Oldtown’s FY11 revenue was in line with our estimate, making up 97.2% of our projection, while core
net profit was within our
projection due to gains on disposals and
better profit margins in 4Q11. We continue to like Oldtown’s attractive valuation and bright prospects
moving forward. We are maintaining our BUY recommendation on the stock, with an
unchanged fair value of RM1.55, pegged to 13.0x FY12 EPS.
In line.
Oldtown’s revenue of RM285.5m was in line with our estimates, accounting for 97.2%
of our numbers while the reported net
profit of RM40.2m beat our forecast by 13.9% due to gains on various disposals
amounting to RM9.2m.
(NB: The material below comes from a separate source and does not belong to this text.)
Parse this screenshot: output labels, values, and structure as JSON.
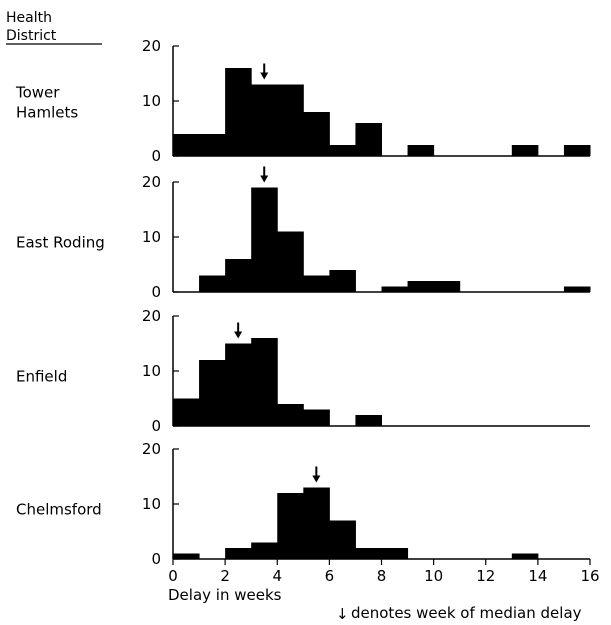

Stripping out the gains, core net profit of RM30.1m was
within our estimate, accounting for 102.6% of our numbers. The group’s EBITDA
came in at RM68.1m versus our estimate of RM63.3m while core net profit fell
6.0% y-o-y due to higher administrative and general expenses associated with
the group’s expansion plans and the 6-month recognition of profit from the
subsidiaries it acquired after its listing, instead of 12 months (had the
acquisition been completed on 1 Jan 2011, core net profit would have been
RM34.2m). Revenue growth of its FMCG division outpaced its F&B division as
FMCG revenue accounted for some 38% of total revenue compared to 35% in the
previous year.
Maintaining forward
earnings. We are maintaining our
profit growth forecasts for FY12 and FY13 given that the group would be able to
recognize full year profits from the subsidiaries it acquired after its
listing. We believe its FMCG margins may further improve as prices of
food commodities such as milk powder and Arabica coffee were stable in
1Q12 but we think that margins at its F&B business will continue to come
under pressure as the company is unable
to pass on its higher costs to customers - or risk losing market
share to its competitors - and is facing escalating rental costs. Also, we gather that
there may be a one-off impairment charge of some RM2-3m in FY12 relating to its
acquisitions after the group went public.
Upside potential to
our view. i)
Stronger-than-expected volume growth
in its FMCG business in the
overseas markets, ii) prices of food commodities are sustained at current levels,
iii) faster-than-expected rollout of
its outlets locally and overseas, and iv) obtaining ‘halal’ certification from
JAKIM sooner than expected.
Maintain BUY. We
continue to like Oldtown’s exposure to the defensive F&B subsector and its
attractive valuation at 10.5x FY12 EPS, plus decent top- and bottom-line growth
moving forward. This will be further enhanced by its regional expansion plans. The company has
declared a second interim dividend of 4 sen, bringing the total dividend to 6.5
sen for FY11. We maintain our BUY call, with an unchanged FV of RM1.55.